Le frère d’Amélie ne se lassait point d’admirer le sachem. Chactas (c’était son nom) ressemblait aux héros représentés par ces bustes antiques qui expriment le repos dans le génie et qui semblent naturellement aveugles. La paix des passions éteintes se mêlait sur le front de Chactas à cette sérénité remarquable chez les hommes qui ont perdu la vue ; soit qu’en étant privés de la lumière terrestre nous commercions plus intimement avec celle des cieux, soit que l’ombre où vivent les aveugles ait un calme qui s’étende sur l’âme ; de même que la nuit est plus silencieuse que le jour.

Le sachem, prenant le calumet de paix chargé de feuilles odorantes du laurier de montagne, poussa la première vapeur vers le ciel, la seconde vers la terre et la troisième autour de l’horizon. Ensuite il le présente aux étrangers. Alors le frère d’Amélie dit : — Vieillard ! puisse le ciel te bénir dans tes enfants ! Es-tu le pasteur de ce peuple qui t’environne ? Permets-moi de me ranger parmi ton troupeau.

— Étranger, repartit le sage des bois, je ne suis qu’un simple sachem, fils d’Outalissi. On me nomme Chactas, parce qu’on prétend que ma voix a quelque douceur ; ce qui peut provenir de la crainte que j’ai du Grand-Esprit. Si nous te recevons comme un fils, nous ne devons point en retirer de louanges. Depuis longtemps nous sommes amis d’Ononthio[1], dont le Soleil[2] habite de l’autre côté du lac sans rivage[3]. Les vieillards de ton pays ont discouru avec les vieillards du mien et mené dans leur temps la danse des forts, car nos aïeux étaient une race puissante. Que sommes-nous auprès de nos aïeux ? Moi-même qui te parle, j’ai habité jadis parmi tes pères : je n’étais pas courbé vers la terre comme aujourd’hui, et mon nom retentissait dans les forêts. J’ai contracté une grande dette envers la France. Si l’on me trouve quelque sagesse, c’est à un Français que je la dois, ce sont ses leçons qui ont germé dans mon cœur : les paroles de l’homme, selon les voies du Grand-Esprit, sont des graines fines que les brises de la fécondité dispersent dans mille climats, où elles se développent en pur maïs ou en fruits délicieux. Mes os, ô mon fils, reposeraient mollement dans la cabane de la mort, si je pouvais, avant de descendre à la contrée des âmes, prouver ma reconnaissance par quelque service rendu aux compatriotes de mon ancien hôte du pays des blancs.

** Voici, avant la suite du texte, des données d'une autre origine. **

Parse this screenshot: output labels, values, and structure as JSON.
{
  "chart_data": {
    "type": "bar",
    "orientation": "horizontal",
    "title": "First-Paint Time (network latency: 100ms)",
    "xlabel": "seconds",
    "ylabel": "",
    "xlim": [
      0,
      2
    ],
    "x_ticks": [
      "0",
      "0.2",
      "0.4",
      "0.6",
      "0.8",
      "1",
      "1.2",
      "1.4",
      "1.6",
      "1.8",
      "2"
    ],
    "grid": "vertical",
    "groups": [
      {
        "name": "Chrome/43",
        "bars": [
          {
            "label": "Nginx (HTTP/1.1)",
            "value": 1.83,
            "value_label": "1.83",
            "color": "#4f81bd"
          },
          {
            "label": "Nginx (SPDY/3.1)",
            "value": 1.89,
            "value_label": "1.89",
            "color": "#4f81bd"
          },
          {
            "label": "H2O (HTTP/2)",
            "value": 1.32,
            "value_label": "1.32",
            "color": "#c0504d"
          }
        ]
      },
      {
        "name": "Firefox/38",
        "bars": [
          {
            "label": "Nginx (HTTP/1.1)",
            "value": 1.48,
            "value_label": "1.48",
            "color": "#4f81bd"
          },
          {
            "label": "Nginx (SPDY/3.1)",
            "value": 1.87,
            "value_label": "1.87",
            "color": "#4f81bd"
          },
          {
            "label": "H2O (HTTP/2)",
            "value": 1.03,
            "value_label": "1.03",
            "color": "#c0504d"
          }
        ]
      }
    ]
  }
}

En achevant de prononcer ces mots, le Nestor des Natchez se couvrit la tête de son manteau et parut se perdre dans quelque grand souvenir. La beauté de ce vieillard, l’éloge d’un homme policé prononcé au milieu d’un désert par un sauvage, le titre de fils donné à un étranger, cette coutume naïve des peuples de la nature de traiter de parents tous les hommes, touchaient profondément René.

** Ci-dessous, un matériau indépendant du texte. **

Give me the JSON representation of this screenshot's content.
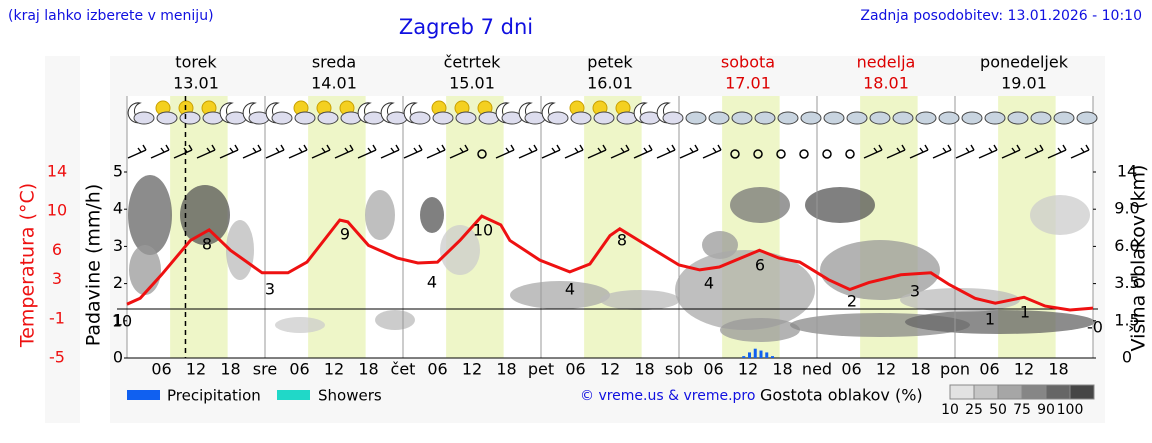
{
  "note": "(kraj lahko izberete v meniju)",
  "title": "Zagreb 7 dni",
  "updated": "Zadnja posodobitev: 13.01.2026 - 10:10",
  "chart_data": {
    "type": "line",
    "days": [
      {
        "name": "torek",
        "date": "13.01",
        "color": "#000000"
      },
      {
        "name": "sreda",
        "date": "14.01",
        "color": "#000000"
      },
      {
        "name": "četrtek",
        "date": "15.01",
        "color": "#000000"
      },
      {
        "name": "petek",
        "date": "16.01",
        "color": "#000000"
      },
      {
        "name": "sobota",
        "date": "17.01",
        "color": "#dd0000"
      },
      {
        "name": "nedelja",
        "date": "18.01",
        "color": "#dd0000"
      },
      {
        "name": "ponedeljek",
        "date": "19.01",
        "color": "#000000"
      }
    ],
    "x_tick_labels": [
      "06",
      "12",
      "18",
      "sre",
      "06",
      "12",
      "18",
      "čet",
      "06",
      "12",
      "18",
      "pet",
      "06",
      "12",
      "18",
      "sob",
      "06",
      "12",
      "18",
      "ned",
      "06",
      "12",
      "18",
      "pon",
      "06",
      "12",
      "18"
    ],
    "xlim": [
      0,
      168
    ],
    "ylabel": "Padavine (mm/h)",
    "ylim": [
      0,
      5
    ],
    "yticks": [
      0,
      1,
      2,
      3,
      4,
      5
    ],
    "temperature_label": "Temperatura (°C)",
    "templim": [
      -5,
      14
    ],
    "tempticks": [
      -5,
      -1,
      3,
      6,
      10,
      14
    ],
    "y2label": "Višina oblakov (km)",
    "y2ticks": [
      0,
      1.5,
      3.5,
      {
        "value": 6,
        "label": "6.0"
      },
      {
        "value": 9,
        "label": "9.0"
      },
      14
    ],
    "temperature": {
      "name": "Temperatura",
      "color": "#ee1111",
      "x": [
        0,
        2.3,
        6,
        11,
        14.3,
        18,
        23.5,
        28,
        31.3,
        37,
        38.4,
        42,
        47,
        50.6,
        54,
        57.9,
        61.7,
        65,
        66.6,
        71.8,
        77,
        80.5,
        84,
        85.7,
        89,
        96,
        99.6,
        103,
        110,
        113.4,
        117,
        122,
        125.7,
        129,
        134.6,
        139.8,
        143,
        147.5,
        151,
        156,
        159.7,
        164,
        168
      ],
      "values": [
        0.5,
        1.1,
        3.5,
        7,
        8.1,
        6,
        3.7,
        3.7,
        4.8,
        9.1,
        8.9,
        6.5,
        5.2,
        4.7,
        4.8,
        7,
        9.5,
        8.6,
        7,
        5,
        3.8,
        4.6,
        7.5,
        8.2,
        7,
        4.5,
        4,
        4.3,
        6,
        5.2,
        4.8,
        3,
        2,
        2.7,
        3.5,
        3.7,
        2.5,
        1.1,
        0.6,
        1.2,
        0.3,
        -0.1,
        0.1
      ]
    },
    "temperature_extremes": [
      "10",
      "8",
      "3",
      "9",
      "4",
      "10",
      "4",
      "8",
      "4",
      "6",
      "2",
      "3",
      "1",
      "1",
      "-0"
    ],
    "precipitation": {
      "name": "Precipitation",
      "color": "#1060f0",
      "x": [
        107,
        108,
        109,
        110,
        111,
        112
      ],
      "values": [
        0.05,
        0.15,
        0.25,
        0.2,
        0.15,
        0.05
      ]
    },
    "showers": {
      "name": "Showers",
      "color": "#20d8c8"
    },
    "credit": "© vreme.us & vreme.pro",
    "cloud_legend": {
      "title": "Gostota oblakov (%)",
      "levels": [
        10,
        25,
        50,
        75,
        90,
        100
      ],
      "colors": [
        "#e2e2e2",
        "#c6c6c6",
        "#a6a6a6",
        "#868686",
        "#666666",
        "#464646"
      ]
    }
  }
}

Chactas, après quelques moments de silence, reprit ainsi la parole : — Étranger du pays de l’Aurore, si je t’ai bien compris, il me semble que tu es venu pour habiter les forêts où le soleil se couche. Tu fais là une entreprise périlleuse ; il n’est pas aussi aisé que tu le penses d’errer par les sentiers du chevreuil. Il faut que les manitous du malheur t’aient donné des songes bien funestes, pour t’avoir conduit à une pareille résolution. Raconte-nous ton histoire, jeune étranger : je juge par la fraîcheur de ta voix, et en touchant tes bras je vois par leur souplesse que tu dois être dans l’âge des passions. Tu trouveras ici des cœurs qui pourront compatir à tes souffrances. Plusieurs des sachems qui nous écoutent connaissent la langue et les mœurs de ton pays ; tu dois apercevoir aussi, dans la foule des blancs, tes compatriotes du fort Rosalie, qui seront charmés d’entendre parler de leur pays.

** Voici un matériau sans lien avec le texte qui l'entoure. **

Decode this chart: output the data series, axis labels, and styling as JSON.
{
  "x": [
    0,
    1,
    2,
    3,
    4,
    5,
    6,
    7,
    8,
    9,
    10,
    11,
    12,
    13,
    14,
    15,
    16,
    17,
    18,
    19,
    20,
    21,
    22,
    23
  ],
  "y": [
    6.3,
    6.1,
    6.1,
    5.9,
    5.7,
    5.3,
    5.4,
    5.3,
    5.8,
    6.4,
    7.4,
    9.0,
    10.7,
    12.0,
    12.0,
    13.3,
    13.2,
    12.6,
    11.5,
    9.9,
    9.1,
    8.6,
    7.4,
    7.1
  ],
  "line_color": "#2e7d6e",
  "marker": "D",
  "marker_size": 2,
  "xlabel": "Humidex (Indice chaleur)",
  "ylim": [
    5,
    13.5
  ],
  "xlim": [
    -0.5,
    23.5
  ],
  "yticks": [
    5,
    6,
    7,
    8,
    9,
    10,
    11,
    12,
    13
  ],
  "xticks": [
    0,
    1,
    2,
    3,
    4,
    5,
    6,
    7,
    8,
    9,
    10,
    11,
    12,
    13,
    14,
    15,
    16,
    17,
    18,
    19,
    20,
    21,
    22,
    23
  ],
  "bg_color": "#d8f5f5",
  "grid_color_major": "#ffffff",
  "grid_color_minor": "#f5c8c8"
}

Le frère d’Amélie répondit d’une voix troublée : — Indien, ma vie est sans aventures, et le cœur de René ne se raconte, point.

Ces paroles brusques furent suivies d’un profond silence : les regards du frère d’Amélie étincelaient d’un feu sombre ; les pensées s’amoncelaient et s’entrouvraient sur son front comme des nuages ; ses cheveux avaient une légère agitation sur ses tempes. Mille sentiments confus régnaient dans la multitude : les uns prenaient l’étranger pour un insensé, les autres pour un génie revêtu de la forme humaine.

Chactas étendant la main dans l’ombre, prit celle de René. — Étranger, lui dit-il, pardonne à ma prière indiscrète : les vieillards sont curieux ; ils aiment à écouter des histoires pour avoir le plaisir de faire des leçons.

Sortant de l’amertume de ses pensées, et ramené au sentiment de sa nouvelle existence, René supplia Chactas de le faire admettre au nombre des guerriers natchez, et de l’adopter lui-même pour son fils.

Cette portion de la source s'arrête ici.